In practical terms, the state almost entirely failed to utilise the allocated intervention funds despite continued attacks and displacement across rural communities.
This is despite the fact that Governor Ortom was known for appealing for assistance for IDPs, yet government spending on them remained minimal.
The 2020 records stand out as one of the few years where expenditure descriptions were relatively specific.
The government reported ₦86.2 million under recurrent expenditure for “COVID-19 protective and relief materials for Internally Displaced Persons.” An additional ₦79.4 million was recorded, against an approved budget of ₦110 million.
However, even in that year, capital expenditure on “Rehabilitation of IDPs” remained low, with only ₦4.24 million spent against a budgeted ₦8 million.

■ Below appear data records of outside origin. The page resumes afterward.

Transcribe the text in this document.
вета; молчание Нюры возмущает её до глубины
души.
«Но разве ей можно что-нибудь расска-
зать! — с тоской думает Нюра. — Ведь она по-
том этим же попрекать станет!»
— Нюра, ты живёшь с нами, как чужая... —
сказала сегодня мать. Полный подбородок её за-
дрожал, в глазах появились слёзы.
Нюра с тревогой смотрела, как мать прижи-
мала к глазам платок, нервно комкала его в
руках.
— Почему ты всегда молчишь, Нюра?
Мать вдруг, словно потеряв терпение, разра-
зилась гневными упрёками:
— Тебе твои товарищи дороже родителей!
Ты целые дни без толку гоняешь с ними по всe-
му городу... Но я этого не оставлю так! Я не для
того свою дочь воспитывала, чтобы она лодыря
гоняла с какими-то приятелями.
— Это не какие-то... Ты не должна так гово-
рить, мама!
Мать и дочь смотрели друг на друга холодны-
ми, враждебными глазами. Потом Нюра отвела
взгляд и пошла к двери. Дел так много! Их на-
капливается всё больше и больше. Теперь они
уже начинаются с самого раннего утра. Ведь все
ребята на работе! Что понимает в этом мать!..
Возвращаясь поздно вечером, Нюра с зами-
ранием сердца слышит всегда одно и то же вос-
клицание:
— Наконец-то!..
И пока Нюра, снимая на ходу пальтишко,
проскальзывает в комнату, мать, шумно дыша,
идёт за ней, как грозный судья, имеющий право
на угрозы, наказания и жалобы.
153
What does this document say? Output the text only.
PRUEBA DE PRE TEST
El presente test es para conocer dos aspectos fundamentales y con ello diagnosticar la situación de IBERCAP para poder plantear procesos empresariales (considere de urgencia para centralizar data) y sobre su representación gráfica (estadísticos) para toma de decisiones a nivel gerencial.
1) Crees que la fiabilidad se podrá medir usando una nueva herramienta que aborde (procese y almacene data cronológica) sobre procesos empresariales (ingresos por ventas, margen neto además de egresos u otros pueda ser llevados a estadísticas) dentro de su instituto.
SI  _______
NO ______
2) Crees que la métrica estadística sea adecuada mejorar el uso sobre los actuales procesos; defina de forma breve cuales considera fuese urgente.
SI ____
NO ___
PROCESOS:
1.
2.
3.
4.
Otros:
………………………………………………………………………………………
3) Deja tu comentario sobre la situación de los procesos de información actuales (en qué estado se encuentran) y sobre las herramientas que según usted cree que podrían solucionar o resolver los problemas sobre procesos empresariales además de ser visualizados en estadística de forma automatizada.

This raises critical accountability questions. If the humanitarian situation was severe enough to justify emergency COVID-19 interventions for IDPs, why did long-term rehabilitation and resettlement spending remain minimal?
Perhaps the most disturbing pattern emerges in 2021 and 2022.
The audited records show no actual expenditure on IDP-related capital projects in either year. In 2021, there were no reported recurrent or capital expenditure lines tied to IDPs.
In 2022, the state approved ₦800 million for “Welfare Packages” under recurrent expenditure, but actual spending recorded was zero. This is despite the states’ earned revenue of ₦80.8 billion in 2021 and ₦101.5 billion in 2022, respectively.
This occurred during a period when violent attacks, mass killings, and displacement continued across Benue communities.
Data obtained from the SBM Violence Tracker and the Foundation for Justice, Development & Peace of the Catholic Diocese of Makurdi report published in September 2025 showed that about 308 persons were killed in 2021 following attacks on several communities across the state. Media reports further indicated that, in a single attack on 23 May 2021, over 100 people were killed in Katsina-Ala Local Government Area.